Men's Vogue > Culture

Life Studies

The Rockstar & The Lawyer

Their jobs in showbiz couldn't be more different, but Pete and Kevin Yorn are both landing knockout punches in Hollywood. By Michael Walker

February 2008

<strong>Band of Brothers</strong>

Pete Yorn (left) and his older brother Kevin at Kevin's office in Century City, California. (Photo: Williams + Hirakawa)

It's not unusual, to invoke Tom Jones, that brothers should share outsize talents for endeavors both business and artistic. But few have managed it as seamlessly as the brothers Yorn—Kevin, Rick, and Pete. Since packing their ambitions and steaming west starting in the 1990s, the Montville, New Jersey, natives have cut an impressive swath through Hollywood and the music industry. "But we're more like the Three Stooges," clarifies singer-songwriter Pete, "except I guess those guys weren't all brothers."

Pete, 33, the youngest Yorn and still single, loped into pop-culture consciousness with the literate indie rock of his 2001 gold-record debut, Musicforthemorningafter, and has since released several more well-received albums. Oldest brother Kevin, 42, a former prosecutor in the Los Angeles County district attorney's office, cofounded the L.A. entertainment-law powerhouse Morris Yorn Barnes & Levine, whose clients include Ellen DeGeneres and Scarlett Johansson. Rick, 40, manages the careers of Martin Scorsese and Cameron Diaz, and is cochairman of the Firm, Hollywood's dominant artist management company.

The Yorns—minus the famously press-shy Rick—are parked in the contempo-eclectic splendor of the Morris Yorn offices in Century City, which Kevin designed. The contrast between Pete's Messiah-length hair and beard and Kevin's immaculate power-exec grooming is such that it would take their mom to vouch for them as siblings—Joan Yorn, a former concert pianist and current Morris Yorn receptionist, who happens to toil outside Kevin's office. Clearly, she brought her boys up right. They are, by Hollywood standards, surreally polite—when Pete yanks out an iPhone in the middle of one of Kevin's monologues, it is to show a visitor a photo of their 97-year-old grandfather.

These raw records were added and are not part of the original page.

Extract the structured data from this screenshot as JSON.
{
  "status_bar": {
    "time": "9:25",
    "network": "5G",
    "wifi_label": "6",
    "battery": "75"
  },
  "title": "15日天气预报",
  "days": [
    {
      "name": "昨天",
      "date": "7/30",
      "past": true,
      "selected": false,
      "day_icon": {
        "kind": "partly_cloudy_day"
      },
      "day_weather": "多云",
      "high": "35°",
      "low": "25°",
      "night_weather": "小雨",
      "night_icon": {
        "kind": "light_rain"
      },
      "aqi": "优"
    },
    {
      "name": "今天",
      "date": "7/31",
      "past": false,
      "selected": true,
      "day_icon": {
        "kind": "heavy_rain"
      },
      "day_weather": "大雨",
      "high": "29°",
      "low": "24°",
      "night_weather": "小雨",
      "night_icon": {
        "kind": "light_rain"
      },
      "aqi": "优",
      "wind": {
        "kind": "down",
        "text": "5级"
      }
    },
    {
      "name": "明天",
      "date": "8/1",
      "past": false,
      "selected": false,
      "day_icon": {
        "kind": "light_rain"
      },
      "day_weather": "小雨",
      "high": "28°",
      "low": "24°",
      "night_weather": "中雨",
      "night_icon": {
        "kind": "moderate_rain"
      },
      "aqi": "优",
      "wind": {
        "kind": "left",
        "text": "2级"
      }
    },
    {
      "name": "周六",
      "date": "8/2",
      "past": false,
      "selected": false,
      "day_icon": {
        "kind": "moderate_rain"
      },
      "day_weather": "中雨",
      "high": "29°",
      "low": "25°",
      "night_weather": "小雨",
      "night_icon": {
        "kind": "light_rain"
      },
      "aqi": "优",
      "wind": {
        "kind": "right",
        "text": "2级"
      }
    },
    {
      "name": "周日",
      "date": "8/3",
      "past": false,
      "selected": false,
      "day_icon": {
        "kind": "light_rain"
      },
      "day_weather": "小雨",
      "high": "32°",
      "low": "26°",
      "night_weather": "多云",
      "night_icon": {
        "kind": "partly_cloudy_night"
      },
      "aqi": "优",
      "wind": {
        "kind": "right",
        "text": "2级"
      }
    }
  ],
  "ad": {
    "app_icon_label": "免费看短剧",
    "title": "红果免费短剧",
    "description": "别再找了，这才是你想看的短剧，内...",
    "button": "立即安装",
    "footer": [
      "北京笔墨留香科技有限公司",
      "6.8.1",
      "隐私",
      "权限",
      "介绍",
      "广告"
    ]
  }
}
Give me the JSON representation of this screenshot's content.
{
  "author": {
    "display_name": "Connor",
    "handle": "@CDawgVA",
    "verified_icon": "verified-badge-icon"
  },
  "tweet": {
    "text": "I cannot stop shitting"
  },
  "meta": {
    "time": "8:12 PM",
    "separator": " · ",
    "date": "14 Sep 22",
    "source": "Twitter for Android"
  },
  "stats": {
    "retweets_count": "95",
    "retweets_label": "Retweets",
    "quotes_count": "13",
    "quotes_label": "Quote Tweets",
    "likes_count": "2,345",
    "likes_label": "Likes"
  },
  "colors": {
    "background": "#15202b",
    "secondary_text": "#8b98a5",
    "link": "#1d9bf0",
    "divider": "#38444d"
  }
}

So how did this band of brothers conquer Hollywood?

"My dad"—Lawrence, a dentist—"always loved the West Coast," Pete says. "And he knew if he could convince him"—he points to Kevin—"to move out here, then my middle brother"—Rick—"would probably follow him, and then I'd follow my middle brother, and then he could convince my mom to retire with him out here."

"It was basically a scam," Kevin says.

Call it the Yorn conspiracy. But it probably wouldn't have worked were it not for the brothers' bond, forged around rock 'n' roll. As teenagers, they played pickup basketball, their boom box howling Judas Priest and Iron Maiden, and all three joined high school garage bands, channeling the stereotypes of birth order with remarkable precision: Big brother Kevin was lead singer, mercurial Rick took up the drums, and quiet Pete absorbed it all from the sidelines—until Rick gave him a drum lesson or two and was then astonished to hear his baby brother thrash like Alex Van Halen on "Dance the Night Away." Rick was the drummer in Pete's early L.A. bands while maintaining his day job managing the careers of Benicio Del Toro and Leonardo DiCaprio.

"Pete's 100 percent the most natural musician," Kevin says. "But we all have a big creative slant." Despite this creative cohesion, the Yorns would like you to know that they sometimes get on one another's nerves.

"Me and him," Pete says, acknowledging Kevin, "never fight." Pete and Rick, and Rick and Kevin, however...

"Put it this way," Kevin says. "When you're with Rick it's like that Dylan song: 'Stick with me baby, stick with me anyhow, things should start to get interesting right about now.' We're really, really close, but there are very strong personalities here, and sometimes that makes it difficult."

"Like on Sunday," Pete says, "we were gonna have dinner at Rick's house. So I pick up two loaves of fresh Italian bread, and I get there and he's like, 'That's all the fucking bread you got?'"

"That's the stuff he gets worked up about," Kevin says. "So he calls me and I had to go get the bread."

"Then I left, too, and got more bread," Pete says. "So we had, like, 12 loaves of bread. But it's fun to watch brothers fight. Like Liam and Noel"—Gallagher, of Oasis—"or the Davies brothers"—the Kinks' Ray and Dave Davies.

"But if we got in a physical fight?" Kevin interjects with mock solemnity. "We never would. But if we did? I'd kick the crap out of the guy."